Jeanne Beaumont
Curious Conduct
BOA Editions, 2004
ISBN 1-929918-51-8

Jeanne Beaumont urged me to write some of my real reviews here or WHEREVER instead of the recent non-reviews. I will put this up at Amazon as a reader review too.

CURIOUS CONDUCT is Jeanne Marie Beaumont's long-awaited second book, following her 1996 NAtional Poetry Series - winning volume, PLACEBO EFFECTS. As her titles indicate, Beaumont tracks the ways human behavior, like poetic content, shivers free of formal and codified conscious understanding but cannot elude true poetry. The hallmarks of Beaumont's writing are clear rhetoric, measured phrasing, and a subtle sound that's round in the mouth. Descriptive lists of her nominal topics and various approaches through form and experiment get a little wacky: Jon Benet Ramsey meets early American mourning folk art; Bonnard greets Ionesco; both Snoopy and Italo Calvino are included under this "big tent." There's a sexy poem about a girl with a parasol:

"raw hand to the tusk, sliding up the varnished pole
great skirt of the thing flying open -- hoop
braid trim quivering there"
"Her Parasol," p. 15

and a scary terrorist poem that started out being about the sorts of accessories available at a dream five and dime ("of the last 5&10 / in America"), but ends:

" ...it's given
nothing away Now take your pocketbook home
hold it respectfully trembling in your hand
like one singled out by a terrorist."
"Accessory," p. 66

The poem is important, because it very quietly shines light on a loopy, feminine, working class, but very commercial "American Way of Life," even as it calmly associates an ars poetica (what is a "pocketbook" really), commerce, and sex (the woman is the purse).
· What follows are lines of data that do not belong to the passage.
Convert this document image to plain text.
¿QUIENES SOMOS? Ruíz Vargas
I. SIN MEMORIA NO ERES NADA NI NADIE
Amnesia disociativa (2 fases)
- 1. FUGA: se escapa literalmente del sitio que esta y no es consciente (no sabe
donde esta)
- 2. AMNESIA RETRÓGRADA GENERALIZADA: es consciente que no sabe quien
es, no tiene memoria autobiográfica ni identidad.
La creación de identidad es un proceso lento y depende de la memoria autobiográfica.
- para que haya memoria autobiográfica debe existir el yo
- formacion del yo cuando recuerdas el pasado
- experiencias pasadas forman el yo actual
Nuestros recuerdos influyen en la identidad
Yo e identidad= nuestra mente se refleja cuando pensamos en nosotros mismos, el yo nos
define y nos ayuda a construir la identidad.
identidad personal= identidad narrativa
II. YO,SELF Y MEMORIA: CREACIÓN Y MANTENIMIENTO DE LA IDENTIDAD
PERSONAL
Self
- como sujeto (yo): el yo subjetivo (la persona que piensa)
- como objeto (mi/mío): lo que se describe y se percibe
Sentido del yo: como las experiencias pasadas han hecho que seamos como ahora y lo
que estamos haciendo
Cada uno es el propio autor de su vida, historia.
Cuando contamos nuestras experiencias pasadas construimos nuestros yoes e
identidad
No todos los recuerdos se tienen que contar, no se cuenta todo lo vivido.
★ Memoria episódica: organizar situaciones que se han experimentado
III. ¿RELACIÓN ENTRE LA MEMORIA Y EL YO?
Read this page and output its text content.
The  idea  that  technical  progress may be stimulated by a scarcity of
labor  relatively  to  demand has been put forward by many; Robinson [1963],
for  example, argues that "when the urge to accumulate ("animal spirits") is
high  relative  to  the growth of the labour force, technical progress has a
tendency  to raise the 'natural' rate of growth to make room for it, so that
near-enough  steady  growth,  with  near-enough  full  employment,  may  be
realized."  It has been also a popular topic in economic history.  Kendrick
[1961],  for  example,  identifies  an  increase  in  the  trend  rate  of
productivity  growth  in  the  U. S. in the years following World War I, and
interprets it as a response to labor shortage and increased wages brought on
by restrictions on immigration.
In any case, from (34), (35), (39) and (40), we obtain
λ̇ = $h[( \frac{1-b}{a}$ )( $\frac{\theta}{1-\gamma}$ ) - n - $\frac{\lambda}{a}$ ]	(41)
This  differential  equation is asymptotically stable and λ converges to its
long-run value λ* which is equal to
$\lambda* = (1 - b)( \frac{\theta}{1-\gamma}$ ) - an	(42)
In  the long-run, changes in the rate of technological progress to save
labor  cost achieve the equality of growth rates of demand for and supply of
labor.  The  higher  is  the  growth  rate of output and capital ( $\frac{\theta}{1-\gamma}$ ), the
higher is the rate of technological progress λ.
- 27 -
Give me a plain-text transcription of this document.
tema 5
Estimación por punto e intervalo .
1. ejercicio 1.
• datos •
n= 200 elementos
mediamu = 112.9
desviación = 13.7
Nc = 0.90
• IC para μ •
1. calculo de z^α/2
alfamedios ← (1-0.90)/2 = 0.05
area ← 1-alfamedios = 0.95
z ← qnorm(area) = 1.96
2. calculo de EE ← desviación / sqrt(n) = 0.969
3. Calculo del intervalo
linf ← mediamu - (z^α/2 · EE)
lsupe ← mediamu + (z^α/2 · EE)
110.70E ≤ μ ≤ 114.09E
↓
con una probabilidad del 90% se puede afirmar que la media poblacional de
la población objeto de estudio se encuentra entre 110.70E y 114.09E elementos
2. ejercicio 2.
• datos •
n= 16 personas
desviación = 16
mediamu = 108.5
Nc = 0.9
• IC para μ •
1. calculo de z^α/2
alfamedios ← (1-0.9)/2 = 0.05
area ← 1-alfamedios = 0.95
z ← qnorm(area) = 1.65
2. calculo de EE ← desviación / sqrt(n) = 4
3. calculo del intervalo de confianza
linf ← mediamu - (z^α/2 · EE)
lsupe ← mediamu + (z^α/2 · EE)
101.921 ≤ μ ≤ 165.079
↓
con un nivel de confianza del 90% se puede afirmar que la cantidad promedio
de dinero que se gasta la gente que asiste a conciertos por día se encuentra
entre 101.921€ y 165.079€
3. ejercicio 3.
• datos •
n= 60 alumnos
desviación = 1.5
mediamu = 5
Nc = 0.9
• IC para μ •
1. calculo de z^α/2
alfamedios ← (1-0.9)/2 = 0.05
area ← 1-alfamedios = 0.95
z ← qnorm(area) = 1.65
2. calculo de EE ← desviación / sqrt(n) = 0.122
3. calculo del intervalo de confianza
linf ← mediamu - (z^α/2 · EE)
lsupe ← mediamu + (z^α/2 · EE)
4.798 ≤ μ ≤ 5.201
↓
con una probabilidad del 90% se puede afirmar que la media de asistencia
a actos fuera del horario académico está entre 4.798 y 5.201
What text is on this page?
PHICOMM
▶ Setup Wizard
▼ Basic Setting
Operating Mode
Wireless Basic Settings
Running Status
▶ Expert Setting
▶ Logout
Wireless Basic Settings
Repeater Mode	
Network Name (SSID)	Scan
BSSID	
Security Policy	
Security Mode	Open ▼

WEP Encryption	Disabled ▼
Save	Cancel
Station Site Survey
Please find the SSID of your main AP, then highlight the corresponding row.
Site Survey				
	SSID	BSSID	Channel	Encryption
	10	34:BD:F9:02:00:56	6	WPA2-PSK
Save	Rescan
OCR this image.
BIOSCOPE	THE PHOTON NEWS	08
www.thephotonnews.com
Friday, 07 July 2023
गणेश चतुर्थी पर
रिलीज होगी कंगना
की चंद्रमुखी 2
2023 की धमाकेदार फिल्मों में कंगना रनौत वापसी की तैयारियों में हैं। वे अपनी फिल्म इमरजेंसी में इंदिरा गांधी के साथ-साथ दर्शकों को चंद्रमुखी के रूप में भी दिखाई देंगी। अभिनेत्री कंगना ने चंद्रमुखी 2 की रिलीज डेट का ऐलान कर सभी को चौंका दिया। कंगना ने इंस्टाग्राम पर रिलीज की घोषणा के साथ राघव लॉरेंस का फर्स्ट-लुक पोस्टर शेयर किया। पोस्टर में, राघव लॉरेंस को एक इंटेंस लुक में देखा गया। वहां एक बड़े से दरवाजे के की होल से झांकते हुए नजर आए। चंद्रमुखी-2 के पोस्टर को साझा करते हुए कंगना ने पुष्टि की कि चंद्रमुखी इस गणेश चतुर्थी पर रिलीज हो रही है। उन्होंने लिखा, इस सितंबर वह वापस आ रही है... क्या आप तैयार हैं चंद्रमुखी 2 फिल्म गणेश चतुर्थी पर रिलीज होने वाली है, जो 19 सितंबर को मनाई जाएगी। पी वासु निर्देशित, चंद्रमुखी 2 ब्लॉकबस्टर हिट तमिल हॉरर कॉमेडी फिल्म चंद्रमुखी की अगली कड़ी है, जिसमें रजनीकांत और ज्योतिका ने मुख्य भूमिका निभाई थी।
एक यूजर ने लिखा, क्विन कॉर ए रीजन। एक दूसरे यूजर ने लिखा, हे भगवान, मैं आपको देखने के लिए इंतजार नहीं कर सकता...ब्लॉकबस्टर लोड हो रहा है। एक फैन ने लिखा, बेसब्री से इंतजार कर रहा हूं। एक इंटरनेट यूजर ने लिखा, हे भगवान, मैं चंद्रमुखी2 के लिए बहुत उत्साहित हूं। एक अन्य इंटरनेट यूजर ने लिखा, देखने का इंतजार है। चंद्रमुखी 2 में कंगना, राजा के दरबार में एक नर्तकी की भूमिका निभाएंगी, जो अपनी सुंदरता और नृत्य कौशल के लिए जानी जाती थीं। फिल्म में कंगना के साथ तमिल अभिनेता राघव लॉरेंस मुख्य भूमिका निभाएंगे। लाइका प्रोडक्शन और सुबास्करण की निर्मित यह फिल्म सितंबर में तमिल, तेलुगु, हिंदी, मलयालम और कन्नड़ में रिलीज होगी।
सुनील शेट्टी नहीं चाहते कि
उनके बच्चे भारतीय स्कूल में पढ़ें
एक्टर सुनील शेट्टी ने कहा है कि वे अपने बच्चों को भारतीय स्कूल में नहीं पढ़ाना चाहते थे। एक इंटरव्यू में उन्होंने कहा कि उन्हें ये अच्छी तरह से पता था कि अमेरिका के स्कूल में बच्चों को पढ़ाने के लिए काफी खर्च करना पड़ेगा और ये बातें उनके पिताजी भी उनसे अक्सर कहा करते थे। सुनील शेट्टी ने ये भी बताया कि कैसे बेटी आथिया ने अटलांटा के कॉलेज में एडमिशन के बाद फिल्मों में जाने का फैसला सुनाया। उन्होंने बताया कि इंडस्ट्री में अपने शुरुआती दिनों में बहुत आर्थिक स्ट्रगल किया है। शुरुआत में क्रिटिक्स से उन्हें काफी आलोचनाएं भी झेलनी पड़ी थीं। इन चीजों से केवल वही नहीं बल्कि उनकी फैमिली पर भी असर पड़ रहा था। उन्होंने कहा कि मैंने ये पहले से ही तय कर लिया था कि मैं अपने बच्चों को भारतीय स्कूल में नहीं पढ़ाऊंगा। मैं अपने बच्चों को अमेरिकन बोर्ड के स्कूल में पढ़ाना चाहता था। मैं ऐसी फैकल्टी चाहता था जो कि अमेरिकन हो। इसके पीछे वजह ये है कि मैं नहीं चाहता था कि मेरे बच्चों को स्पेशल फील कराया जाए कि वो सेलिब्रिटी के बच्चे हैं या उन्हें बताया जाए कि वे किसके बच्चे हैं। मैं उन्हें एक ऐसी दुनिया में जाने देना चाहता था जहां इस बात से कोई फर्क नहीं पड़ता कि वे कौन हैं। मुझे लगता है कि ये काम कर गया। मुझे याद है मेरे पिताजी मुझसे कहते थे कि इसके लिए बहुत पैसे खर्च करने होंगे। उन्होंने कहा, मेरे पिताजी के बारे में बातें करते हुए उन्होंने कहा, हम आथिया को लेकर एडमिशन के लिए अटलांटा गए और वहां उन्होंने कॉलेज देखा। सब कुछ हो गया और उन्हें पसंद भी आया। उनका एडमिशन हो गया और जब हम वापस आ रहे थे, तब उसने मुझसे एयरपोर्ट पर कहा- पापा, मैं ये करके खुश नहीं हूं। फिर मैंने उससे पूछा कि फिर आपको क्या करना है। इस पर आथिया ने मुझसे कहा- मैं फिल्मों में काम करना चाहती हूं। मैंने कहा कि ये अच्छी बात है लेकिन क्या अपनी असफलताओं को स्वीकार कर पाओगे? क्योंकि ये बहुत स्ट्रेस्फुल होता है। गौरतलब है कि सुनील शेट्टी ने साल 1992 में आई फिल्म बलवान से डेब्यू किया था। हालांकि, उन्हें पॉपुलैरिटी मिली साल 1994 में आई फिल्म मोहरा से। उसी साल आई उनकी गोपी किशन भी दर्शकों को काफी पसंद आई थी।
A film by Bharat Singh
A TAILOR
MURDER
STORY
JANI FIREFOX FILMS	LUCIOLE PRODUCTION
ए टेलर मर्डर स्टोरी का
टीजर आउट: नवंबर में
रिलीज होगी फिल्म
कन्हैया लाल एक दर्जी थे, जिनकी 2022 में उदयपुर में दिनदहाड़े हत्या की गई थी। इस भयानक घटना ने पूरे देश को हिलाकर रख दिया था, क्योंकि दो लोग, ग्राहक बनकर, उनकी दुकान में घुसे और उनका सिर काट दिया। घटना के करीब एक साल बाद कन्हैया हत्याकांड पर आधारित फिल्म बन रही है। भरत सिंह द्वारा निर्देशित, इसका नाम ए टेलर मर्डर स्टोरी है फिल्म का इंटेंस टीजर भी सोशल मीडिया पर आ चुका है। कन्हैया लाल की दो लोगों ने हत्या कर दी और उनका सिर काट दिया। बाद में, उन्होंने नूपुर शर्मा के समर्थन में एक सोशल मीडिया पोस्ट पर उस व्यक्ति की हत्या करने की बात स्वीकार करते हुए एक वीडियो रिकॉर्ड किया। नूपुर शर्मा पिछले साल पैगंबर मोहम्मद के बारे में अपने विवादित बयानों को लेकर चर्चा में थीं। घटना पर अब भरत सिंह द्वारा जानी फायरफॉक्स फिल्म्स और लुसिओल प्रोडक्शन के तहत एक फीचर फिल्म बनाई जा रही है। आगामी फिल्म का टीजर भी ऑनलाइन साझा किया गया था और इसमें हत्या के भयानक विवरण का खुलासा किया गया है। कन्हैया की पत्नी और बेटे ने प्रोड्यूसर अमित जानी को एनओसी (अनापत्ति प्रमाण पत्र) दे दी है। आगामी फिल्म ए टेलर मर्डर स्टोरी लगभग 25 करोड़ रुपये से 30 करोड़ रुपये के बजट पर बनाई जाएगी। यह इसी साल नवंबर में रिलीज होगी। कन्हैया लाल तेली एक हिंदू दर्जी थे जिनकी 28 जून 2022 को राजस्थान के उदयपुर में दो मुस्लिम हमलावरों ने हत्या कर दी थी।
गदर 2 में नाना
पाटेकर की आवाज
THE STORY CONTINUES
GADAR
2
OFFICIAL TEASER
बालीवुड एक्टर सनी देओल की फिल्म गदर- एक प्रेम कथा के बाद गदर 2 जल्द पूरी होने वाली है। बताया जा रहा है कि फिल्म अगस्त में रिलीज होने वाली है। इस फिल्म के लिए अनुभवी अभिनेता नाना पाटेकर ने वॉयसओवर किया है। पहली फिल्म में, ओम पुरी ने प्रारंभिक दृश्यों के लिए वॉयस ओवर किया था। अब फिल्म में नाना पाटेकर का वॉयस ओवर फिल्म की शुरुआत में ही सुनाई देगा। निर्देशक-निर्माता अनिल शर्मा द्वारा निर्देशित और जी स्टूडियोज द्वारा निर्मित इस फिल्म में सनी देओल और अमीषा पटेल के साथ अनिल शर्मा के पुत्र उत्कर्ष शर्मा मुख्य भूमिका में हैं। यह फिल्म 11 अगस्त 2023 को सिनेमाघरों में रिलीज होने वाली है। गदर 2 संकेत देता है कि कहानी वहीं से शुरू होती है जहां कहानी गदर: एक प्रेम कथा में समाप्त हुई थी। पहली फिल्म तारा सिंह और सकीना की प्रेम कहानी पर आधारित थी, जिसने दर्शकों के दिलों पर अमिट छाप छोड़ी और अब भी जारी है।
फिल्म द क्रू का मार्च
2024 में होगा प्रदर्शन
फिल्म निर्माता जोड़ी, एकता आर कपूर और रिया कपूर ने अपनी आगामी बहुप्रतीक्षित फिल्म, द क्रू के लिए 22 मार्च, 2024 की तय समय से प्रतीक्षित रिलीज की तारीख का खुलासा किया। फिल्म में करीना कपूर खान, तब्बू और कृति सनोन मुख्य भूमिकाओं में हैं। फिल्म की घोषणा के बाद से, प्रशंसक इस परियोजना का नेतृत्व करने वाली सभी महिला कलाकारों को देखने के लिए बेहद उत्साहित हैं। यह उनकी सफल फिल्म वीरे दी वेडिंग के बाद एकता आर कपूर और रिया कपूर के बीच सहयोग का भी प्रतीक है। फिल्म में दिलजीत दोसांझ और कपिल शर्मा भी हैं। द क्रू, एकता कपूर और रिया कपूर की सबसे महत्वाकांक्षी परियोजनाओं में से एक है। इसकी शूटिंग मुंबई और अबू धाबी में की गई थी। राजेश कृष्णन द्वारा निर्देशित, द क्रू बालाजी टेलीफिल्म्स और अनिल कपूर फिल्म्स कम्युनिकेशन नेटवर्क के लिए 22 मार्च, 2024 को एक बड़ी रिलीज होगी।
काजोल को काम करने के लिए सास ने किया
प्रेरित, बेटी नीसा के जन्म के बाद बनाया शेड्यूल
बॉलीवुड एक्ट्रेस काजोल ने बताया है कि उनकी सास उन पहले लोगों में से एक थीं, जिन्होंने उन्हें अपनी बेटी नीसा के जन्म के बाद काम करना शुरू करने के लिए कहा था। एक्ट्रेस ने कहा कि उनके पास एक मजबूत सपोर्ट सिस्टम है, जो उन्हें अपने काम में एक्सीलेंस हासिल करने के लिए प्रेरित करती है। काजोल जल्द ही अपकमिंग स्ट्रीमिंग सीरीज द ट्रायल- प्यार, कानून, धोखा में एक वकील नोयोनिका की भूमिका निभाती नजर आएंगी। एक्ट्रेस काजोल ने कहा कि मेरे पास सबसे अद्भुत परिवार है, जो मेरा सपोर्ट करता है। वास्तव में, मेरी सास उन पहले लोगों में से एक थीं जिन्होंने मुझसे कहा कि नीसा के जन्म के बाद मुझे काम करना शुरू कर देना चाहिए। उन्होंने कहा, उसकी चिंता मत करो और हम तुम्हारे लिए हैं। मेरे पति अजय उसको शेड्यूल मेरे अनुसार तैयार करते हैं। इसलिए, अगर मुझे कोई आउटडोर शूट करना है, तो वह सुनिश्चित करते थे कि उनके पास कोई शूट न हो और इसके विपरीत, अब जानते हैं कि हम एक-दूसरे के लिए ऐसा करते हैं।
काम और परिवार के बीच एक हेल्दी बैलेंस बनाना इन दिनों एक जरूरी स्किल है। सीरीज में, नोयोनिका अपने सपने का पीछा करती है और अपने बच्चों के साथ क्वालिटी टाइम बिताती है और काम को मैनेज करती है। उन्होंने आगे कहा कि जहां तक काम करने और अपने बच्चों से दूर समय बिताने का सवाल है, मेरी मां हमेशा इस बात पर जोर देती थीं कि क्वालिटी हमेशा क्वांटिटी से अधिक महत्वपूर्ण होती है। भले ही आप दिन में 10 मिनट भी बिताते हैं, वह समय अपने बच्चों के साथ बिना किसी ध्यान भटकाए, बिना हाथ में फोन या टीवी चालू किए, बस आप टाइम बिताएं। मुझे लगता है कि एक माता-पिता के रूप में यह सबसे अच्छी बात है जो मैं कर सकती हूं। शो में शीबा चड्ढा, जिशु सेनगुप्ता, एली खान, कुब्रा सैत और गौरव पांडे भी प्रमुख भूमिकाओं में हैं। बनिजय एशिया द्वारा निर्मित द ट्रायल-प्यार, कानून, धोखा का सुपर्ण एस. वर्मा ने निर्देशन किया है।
The poem is dedicated to Terri Ford, about whose WHY SHIPS ARE SHE -- I think that's another in process review I'll just throw here. It has been too long.

CURIOUS CONDUCT begins "It was a dark and stormy night..." and ends with Joseph Cornell's star boxes. Thus the luminous details and observations are carefully arranged in Beaumont's wunderkammer of a book.